*Eritrea,Ethiopia to attend Boundary Panel

* Khaliefa criticizes the Eritrean regime

GIC

Feb 28,2006(ADISS ABABA)-Hussien Khaliefa, Chairmanm of the Executive Office of the Eritrean Democratic Alliance, has  directed sharp criticisms into the Eritreran regime’s National called service progarm,in a statement which was distributed,yesyerday, to media outlets in Addis Ababa. “It is a prgram that aims at tearing down the entity of  the Eritrean people. It is a program  of genocide against the Eritrean people,”the statement pointed out.

The statement condemned the raiding operations  that had swept the Eritrean schools to conscript students of junior and high schools.The statement underlined that the policy of conscription for the students has caused the Eritrean youth forcefully  flee Eritrea  into the nieghbouring countries. “ The regime has also called on the demobilzed  soldiers to return into the army,” the statment noted.

The statement of Khaliefa, from which the GIC has got a copy, added that the Eritrean regime has put the Eritrean people under a coercieve conscription. “The Eritrean people facing dire economic situation due to the rise of  prices,”  the statement added.

The statement  of Khalirefa, which has  called on the Eritrean people to civic disobedience and protest against the irresponsible policies of the regime, has also condemned the escalation of the regime for the war language.

In other news, witnesses to the peace accord met in New York this week to adopt a statement urging both Ethiopia and Eritrea to accept the border ruling and end all restrictions on peacekeepers.

Attending Wednesday’s meeting, called by Washington, were officials of Algeria, Britain, the Congo Republic, the European Union, the Netherlands, Norway and the United Nations.

 In similar vein,the commission that drew the disputed boundary will also call both governments to London next month to try to head off a recurrence of the conflict, diplomats said on Friday.

If they agree to attend the meeting, the two Horn of Africa neighbours will be pressed to accept the boundary ruling and fully implement a 2000 peace agreement, the diplomats said after attending a Security Council briefing on the dispute.

A statement adopted unanimously by the 15-nation council called on both countries to attend the early March meeting of the Independent Boundary Commission and work with it “to implement its decisions without delay”.

During the council briefing, both US Ambassador John Bolton and UN envoy Legwaila Joseph Legwaila said they hoped a push from the commission would help end the crisis as they were running out of options, the diplomats said.

 They spoke on condition of anonymity because the briefing was held behind closed doors.

The 1998-2000 border war killed 70 000 people.

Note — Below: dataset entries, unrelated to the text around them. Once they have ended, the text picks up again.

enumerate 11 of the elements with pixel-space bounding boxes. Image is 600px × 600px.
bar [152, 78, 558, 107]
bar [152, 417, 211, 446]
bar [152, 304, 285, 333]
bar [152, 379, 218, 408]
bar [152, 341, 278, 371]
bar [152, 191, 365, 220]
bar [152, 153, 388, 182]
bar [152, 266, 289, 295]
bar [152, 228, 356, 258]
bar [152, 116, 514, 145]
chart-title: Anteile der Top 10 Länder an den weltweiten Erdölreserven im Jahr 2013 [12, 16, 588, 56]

The peace accord ending the conflict required both sides to agree in advance to accept the border as laid out by the panel.

But Ethiopia later rejected the new boundary, leading the commission to disband in 2003 without finishing its work.

A frustrated Eritrea then banned UN helicopter flights over its territory and imposed other restrictions on the peacekeeping mission helping implement the peace deal.

That triggered troop movements on both sides, increasing tensions along the border and leading to the current impasse.

Then in January, the United States asked the Security Council to let it try to resolve the dispute. The council agreed, giving it until March 10 to do so.

The peacekeeping mission’s current mandate expires on March 15, and UN Secretary-General Kofi Annan has laid out a series of options for revising it if the US initiative fails, including trimming, reconfiguring or ending it.

The main task of the mission’s 3, 300 troops is to monitor a 25-km buffer zone set up along the 1 000-km border to separate the two neighbours.

The goal of the US initiative and boundary commission meeting was “to elevate this issue beyond the Security Council,” Tanzanian UN Ambassador Augustine Mahiga said. “For the first time this issue is being taken up by other actors.”